Long tenor bonds now in force on stabilised rates

 A pedestrian walk past the National Treasury building in Nairobi on June 12, 2014. FILE PHOTO | NMG

The average period to maturity for Treasury bonds has doubled to 8.6 years in the last three years, following a move by the Treasury and the Central Bank of Kenya (CBK) to issue longer-dated bonds to reduce the refinancing risk for the government’s domestic debt.

The maturity profile for bonds had fallen to just 4.1 years in June 2018, raising concerns that the quick maturities would pose a problem for the government when raising cash either to roll over or retire the debt.

The Treasury, therefore, shifted most of its bond issuances to longer tenors, while at the same time reducing the share of debt held in form of the short-term Treasury bills in a bid to further reduce the immediate pressure on the exchequer to refinance domestic debt.

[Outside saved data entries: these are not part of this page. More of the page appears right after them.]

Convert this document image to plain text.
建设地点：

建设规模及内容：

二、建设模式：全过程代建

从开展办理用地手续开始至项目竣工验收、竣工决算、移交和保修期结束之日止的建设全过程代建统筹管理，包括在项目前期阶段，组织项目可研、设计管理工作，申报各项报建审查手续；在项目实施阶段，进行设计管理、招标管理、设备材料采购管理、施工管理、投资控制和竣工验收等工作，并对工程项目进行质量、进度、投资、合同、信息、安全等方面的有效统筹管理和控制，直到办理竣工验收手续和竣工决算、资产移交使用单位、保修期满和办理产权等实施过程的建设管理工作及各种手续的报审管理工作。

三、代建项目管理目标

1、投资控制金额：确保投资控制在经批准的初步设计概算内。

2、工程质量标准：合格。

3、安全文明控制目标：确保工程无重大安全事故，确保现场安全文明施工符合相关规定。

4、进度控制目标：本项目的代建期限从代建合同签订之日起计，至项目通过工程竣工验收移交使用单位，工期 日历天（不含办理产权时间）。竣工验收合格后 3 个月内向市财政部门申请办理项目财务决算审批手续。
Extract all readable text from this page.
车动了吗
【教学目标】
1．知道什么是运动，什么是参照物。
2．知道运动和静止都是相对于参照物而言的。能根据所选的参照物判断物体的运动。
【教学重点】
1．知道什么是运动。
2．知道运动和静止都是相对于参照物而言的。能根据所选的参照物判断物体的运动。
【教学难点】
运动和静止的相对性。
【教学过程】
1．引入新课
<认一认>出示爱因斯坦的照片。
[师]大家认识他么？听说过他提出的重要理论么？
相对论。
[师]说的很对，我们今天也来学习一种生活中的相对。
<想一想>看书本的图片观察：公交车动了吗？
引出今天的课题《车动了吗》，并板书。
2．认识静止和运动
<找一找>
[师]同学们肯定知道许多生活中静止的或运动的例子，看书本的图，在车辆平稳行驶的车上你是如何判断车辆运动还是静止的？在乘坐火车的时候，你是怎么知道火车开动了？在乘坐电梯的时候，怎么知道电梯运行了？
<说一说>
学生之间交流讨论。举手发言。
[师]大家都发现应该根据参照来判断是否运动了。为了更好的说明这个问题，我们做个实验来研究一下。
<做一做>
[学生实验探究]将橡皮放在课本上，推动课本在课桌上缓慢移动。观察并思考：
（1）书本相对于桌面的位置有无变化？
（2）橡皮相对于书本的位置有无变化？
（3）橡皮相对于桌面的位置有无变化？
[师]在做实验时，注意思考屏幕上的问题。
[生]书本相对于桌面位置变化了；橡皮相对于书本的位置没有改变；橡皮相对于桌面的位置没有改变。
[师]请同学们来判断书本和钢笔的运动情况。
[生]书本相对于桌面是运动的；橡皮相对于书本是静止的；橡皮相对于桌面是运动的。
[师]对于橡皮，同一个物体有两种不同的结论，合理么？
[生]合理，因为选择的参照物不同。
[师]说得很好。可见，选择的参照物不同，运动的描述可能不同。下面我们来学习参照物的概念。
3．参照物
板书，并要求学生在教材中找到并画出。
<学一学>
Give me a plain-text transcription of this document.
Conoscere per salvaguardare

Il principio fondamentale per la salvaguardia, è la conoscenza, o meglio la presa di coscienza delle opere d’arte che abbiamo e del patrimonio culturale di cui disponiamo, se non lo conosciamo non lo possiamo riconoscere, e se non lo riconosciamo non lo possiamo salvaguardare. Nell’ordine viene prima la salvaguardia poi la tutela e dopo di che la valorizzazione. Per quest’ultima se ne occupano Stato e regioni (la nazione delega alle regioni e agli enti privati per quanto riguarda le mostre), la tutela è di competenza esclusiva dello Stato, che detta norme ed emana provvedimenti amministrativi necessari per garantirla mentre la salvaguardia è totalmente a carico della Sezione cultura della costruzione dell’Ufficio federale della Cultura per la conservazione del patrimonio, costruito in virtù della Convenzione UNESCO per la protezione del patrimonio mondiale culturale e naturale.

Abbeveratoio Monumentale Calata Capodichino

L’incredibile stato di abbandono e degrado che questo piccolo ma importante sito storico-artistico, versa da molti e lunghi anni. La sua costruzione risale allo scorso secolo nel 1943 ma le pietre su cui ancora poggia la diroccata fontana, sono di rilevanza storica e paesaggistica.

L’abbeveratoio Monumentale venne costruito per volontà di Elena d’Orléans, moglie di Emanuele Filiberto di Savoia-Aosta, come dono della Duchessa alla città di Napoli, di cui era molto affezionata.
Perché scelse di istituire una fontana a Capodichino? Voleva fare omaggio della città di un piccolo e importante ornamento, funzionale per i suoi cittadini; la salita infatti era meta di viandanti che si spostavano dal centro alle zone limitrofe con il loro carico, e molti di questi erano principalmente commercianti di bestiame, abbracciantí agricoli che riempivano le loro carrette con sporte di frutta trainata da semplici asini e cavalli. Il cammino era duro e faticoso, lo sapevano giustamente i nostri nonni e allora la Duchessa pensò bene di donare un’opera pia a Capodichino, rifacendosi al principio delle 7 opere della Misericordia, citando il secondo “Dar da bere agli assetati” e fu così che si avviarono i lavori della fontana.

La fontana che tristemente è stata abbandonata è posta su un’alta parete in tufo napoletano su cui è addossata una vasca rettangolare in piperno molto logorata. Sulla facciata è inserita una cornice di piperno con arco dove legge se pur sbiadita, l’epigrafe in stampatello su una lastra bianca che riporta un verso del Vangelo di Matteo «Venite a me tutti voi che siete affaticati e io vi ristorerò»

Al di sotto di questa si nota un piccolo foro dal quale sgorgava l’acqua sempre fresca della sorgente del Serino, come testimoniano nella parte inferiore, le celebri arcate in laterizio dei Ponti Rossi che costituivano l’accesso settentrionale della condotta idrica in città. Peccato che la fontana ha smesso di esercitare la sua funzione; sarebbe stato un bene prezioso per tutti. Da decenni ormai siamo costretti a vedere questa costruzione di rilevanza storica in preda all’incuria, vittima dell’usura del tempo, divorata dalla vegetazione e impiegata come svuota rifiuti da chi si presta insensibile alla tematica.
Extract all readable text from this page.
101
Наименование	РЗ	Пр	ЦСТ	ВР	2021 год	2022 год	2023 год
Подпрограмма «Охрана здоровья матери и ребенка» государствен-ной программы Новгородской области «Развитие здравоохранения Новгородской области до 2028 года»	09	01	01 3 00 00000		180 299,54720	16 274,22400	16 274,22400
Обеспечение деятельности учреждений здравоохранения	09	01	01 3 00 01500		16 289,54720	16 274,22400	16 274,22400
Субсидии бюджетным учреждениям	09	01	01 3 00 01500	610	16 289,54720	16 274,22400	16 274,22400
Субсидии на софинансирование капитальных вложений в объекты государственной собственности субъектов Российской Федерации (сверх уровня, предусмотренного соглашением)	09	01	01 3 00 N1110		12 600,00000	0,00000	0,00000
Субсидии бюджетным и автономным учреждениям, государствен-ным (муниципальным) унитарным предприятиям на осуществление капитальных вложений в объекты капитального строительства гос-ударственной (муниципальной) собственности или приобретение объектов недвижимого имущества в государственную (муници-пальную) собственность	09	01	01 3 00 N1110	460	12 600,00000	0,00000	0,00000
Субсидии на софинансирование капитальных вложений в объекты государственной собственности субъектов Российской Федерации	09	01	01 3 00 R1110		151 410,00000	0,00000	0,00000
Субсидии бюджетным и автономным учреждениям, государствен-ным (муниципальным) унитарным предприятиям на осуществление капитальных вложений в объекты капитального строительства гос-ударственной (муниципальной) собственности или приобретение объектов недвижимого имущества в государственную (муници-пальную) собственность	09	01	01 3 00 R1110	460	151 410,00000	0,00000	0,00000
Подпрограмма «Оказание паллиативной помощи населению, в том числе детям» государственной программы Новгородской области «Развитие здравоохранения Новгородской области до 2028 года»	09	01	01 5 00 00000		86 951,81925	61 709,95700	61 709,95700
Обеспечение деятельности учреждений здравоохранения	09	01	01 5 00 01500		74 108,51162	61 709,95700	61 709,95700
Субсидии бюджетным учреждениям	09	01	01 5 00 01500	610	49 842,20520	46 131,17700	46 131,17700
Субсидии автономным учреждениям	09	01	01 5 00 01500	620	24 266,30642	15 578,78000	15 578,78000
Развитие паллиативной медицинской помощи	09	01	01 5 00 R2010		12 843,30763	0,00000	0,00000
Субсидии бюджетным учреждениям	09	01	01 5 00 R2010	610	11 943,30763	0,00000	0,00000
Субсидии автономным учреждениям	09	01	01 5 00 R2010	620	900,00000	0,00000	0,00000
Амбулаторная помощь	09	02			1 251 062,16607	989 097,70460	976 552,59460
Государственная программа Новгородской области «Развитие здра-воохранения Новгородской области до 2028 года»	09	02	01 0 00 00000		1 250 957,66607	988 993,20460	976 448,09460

“In June 2019, it was 7.7 years, and this has been increased to 8.6 years in June 2021. The ratio of T-bills to bonds at the time was 34 percent T-bills and 66 percent bonds. This has been improved to 21 percent in T-bills and 79 bonds,” CBK governor Patrick Njoroge said on Thursday.

“That improvement is something that is really beneficial to government, and is a good indicator of the collaboration that has taken place between the CBK and the Treasury to achieve this outcome,” he added.

In the past year, the average time to maturity for all bond tranches issued by the government stands at 13 years.

The biggest beneficiaries in the push towards longer-dated bonds have been pension funds, which have raised their share of government domestic debt to 31.1 percent as of mid this month from 27 percent in June 2018.

The pension funds prefer longer-dated bonds due to the long investment horizon of retirement contributions and are therefore more active in the market when the Treasury floats longer papers.

Banks, on the other hand, prefer shorter-dated bonds, which are more aligned to their quickly shifting liquidity needs.

With the Treasury largely shunning short-dated papers in recent months, lenders have seen their share of the government’s domestic debt fall to 50.8 percent from 55 percent in June 2018.